Step 4 — Revoke Instantly If Something Goes Wrong
Revoking an agent’s payment access takes one API call and is effective within seconds:
await atxp.agents.revoke("claude-research-agent-01");
// All future payment requests from this handle are rejected
// Pending requests are cancelled
// Other agents are completely unaffected
This is why isolated identities matter. Revoking a shared credential takes down every agent using it. Revoking a single agent handle touches exactly one thing.

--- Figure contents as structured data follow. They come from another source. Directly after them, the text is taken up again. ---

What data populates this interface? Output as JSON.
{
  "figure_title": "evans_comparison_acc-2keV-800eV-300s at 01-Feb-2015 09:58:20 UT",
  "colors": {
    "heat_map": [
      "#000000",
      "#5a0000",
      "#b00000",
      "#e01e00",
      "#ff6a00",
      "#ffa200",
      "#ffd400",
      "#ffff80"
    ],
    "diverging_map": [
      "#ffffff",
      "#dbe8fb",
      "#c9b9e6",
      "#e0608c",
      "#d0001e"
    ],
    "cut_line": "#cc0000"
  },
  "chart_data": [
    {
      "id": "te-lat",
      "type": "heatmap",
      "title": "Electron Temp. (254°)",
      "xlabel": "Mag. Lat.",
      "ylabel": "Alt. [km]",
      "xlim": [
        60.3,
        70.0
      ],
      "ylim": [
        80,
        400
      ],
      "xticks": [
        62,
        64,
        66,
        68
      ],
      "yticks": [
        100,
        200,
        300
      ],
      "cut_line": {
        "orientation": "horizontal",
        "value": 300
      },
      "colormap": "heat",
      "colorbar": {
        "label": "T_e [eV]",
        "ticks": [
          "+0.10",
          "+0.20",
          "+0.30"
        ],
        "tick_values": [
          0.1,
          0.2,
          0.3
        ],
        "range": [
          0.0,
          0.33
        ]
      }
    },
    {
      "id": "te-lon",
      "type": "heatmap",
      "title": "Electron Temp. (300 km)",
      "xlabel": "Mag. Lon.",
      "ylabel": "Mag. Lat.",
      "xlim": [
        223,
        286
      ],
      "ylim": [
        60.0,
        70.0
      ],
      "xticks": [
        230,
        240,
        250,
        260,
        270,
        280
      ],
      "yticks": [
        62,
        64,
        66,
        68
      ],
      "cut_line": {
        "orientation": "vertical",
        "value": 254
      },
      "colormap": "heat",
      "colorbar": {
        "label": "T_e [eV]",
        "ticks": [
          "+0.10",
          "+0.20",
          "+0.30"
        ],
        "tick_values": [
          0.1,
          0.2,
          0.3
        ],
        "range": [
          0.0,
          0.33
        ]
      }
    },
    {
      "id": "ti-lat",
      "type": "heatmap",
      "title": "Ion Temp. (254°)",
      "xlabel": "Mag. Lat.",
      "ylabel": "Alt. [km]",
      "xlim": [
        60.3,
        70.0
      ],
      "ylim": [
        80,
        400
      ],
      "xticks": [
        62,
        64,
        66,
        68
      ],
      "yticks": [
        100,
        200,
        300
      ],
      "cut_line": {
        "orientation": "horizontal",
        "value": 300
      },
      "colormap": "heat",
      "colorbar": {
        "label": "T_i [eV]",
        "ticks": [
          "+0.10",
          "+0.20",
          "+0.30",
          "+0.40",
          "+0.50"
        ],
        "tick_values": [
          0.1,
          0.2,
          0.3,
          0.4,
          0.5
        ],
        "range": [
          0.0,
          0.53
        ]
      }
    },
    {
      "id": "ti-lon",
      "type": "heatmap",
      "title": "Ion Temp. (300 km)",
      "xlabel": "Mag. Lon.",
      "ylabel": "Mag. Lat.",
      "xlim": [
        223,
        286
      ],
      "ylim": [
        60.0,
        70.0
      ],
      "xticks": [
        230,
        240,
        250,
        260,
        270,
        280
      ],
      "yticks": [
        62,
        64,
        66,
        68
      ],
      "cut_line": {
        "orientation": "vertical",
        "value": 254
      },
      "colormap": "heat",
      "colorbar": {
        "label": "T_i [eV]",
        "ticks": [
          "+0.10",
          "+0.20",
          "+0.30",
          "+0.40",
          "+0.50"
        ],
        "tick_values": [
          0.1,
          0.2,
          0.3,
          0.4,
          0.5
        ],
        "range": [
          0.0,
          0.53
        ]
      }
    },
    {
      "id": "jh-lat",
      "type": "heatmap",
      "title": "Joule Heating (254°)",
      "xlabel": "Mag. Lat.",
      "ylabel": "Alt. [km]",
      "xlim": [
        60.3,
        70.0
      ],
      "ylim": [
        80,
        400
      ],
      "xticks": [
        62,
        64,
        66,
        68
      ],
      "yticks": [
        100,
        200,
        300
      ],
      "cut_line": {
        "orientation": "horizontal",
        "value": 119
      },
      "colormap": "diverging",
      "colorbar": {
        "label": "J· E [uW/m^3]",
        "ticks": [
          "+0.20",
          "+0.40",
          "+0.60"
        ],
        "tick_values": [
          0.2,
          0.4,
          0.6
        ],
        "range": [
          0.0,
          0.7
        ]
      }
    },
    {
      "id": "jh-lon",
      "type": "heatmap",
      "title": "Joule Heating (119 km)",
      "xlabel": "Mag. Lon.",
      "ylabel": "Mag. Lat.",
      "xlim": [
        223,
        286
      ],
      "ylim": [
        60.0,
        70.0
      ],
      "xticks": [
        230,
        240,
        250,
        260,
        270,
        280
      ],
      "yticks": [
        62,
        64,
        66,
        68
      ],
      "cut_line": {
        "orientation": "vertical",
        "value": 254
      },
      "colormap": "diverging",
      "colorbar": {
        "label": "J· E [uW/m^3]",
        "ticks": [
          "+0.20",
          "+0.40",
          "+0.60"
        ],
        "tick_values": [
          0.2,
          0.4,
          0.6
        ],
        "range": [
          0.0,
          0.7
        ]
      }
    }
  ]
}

Spending Cap Patterns Worth Knowing
Not every agent needs the same budget shape. Three common patterns:
- Per-run budget: Set
period: "run"and pass a run ID. The budget resets with each new invocation. Good for batch processing agents. - Tiered caps: Low
perCallLimitfor untrusted or early-stage agents; raise it after the agent has a track record. - Zero-balance start: Create the handle with
amount: 0and top it up only when a human approves the task. The agent exists but can’t spend until authorized.
Conclusion
Giving a Claude agent a budget isn’t just a financial control — it’s a safety boundary. Isolated payment identity, hard spending caps, and instant revocation are what separate a production-grade agent from one that can quietly drain your account over a weekend. Provision the handle before the run, enforce the cap at the payment layer, and keep revocation a single call away.